Homer was a member of the South Bay Camera Club for over 10 years. He was also married to Florence Harrison, a charter member of the club, who passed away last year. (See Below) Both were very active and contributed immensely to our club. Homer was a remarkable person and at the age of 90 purchased a computer and was doing digital photography. He also was writing a book about his life's exploits that he just finished before passing away; it should be published soon.

Homer's ashes will be spread in the Alabama Hills, which he loved so much. He must have photographed every rock there. He was a remarkable person, one in a million He will be missed very much and will live forever in the hearts of all who knew him.

by Tony Maffei

Florence M. Harrison  1910 - 2004
After 93 years of a very eventful life, Florence Harrison passed away on March 4, 2004 in her Redondo Beach, CA home of 60 years. All of her early years were spent in Southern California. After achieving her Masters degree in Social Sciences she married Milo Harrison, an avid outdoorsman, who introduced her to the sports of rifle shooting and big game hunting, archery, and fresh and salt-water fishing. She excelled in all of these activities and even won an expert rifleman award for qualifying in the 200 to 1000 yard National Rifle Match course with the model 1903 military Springfield rifle. Being a female the government wouldn’t issue her the medal awarded for this achievement so her husband fabricated one and even inset a diamond.

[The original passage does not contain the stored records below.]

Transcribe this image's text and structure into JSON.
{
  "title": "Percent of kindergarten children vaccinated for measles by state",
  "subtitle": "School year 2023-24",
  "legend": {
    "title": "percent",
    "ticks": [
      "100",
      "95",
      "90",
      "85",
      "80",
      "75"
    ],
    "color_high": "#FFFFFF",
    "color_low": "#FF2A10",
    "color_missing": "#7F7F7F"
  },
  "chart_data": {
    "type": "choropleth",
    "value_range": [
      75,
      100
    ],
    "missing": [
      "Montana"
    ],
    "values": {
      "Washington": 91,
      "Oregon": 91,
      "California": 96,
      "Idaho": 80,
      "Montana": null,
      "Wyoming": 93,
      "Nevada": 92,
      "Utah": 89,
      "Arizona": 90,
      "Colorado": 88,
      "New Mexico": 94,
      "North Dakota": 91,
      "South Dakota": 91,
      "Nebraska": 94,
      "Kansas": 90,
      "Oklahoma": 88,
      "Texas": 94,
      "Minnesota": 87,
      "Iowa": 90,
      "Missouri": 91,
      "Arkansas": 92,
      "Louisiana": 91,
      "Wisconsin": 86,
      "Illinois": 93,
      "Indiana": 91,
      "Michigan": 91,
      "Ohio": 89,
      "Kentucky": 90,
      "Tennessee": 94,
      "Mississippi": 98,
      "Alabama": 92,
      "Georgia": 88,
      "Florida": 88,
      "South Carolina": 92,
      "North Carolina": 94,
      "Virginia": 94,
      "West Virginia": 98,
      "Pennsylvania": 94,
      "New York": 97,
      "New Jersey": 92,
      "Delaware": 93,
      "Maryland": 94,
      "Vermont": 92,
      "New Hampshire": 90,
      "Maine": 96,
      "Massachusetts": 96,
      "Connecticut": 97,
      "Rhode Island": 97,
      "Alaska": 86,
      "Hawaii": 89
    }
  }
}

To record their various activities they purchased a 21/4 X 31/4 Speed Graphic camera and set up a small darkroom in a corner of their bedroom. Florence soon had two children, Anita and James, to photograph and she was on her way. Her husband, Milo, was my best friend and I even helped her with her printing in 1936. She began photographing all of the neighborhood children and their pets that played with her two youngsters and developed a specialty for this field. She was using a 4x5 Graflex to help capture those fleeting expressions.

In 1947 she helped form the fledgling South Bay Camera Club and began her life’s work as a competitive photographer and winning her share of awards. In 1952 she joined the PSA and joined the CLICK CHICKS CAMERA CLUB. It is still a functional club without dues, constitution, officers or male members. . Their motto was “Out of the Kitchen and into the Darkroom”!

The PSA allowed her to express her full talent as a print maker and she quickly became a strong competitor and won the status of the FPSA rating with the five star, ruby, Steuben glass and Kinsley awards. She was also active in the affairs of PSA by attending conventions, serving on various boards and committees, and lecturing. Her PSA audio and slide program, “Clicking the Camera at Kids, Cats and Canines” is still in demand by camera clubs across the country.

Milo died in 1972 but Florence kept up her camera activities and married Ed Field, a pictorial photographer and member of the Circle of Confusion club in Whittier. Ed liked to travel and together they visited 11 foreign countries that gave her the possibility to take more prize-winning shots. China was so fascinating that she made five trips to that exciting country.

Ed passed away after a long illness and at the suggestion of our two families; Florence and I renewed our friendship and married in 1989. Our first action was to take a thirty-day trip to Thailand and China then purchased a motor home with which we traveled 100,000 miles in the following twelve years. Our trips covered all of the North American Continent from coast to coast and north of the Arctic Circle to Belize in the south. We shot photos all the way and developed the negatives from our 21/4 x 21/4 cameras on the spot in the motor home. Our biggest problem was trying to figure out who saw a picture possibility first and thereby had the right to enter it in the next club competition! As black and white competition declined and digital cameras became the norm we sadly put our cameras on the shelf. All who knew her will miss Florence.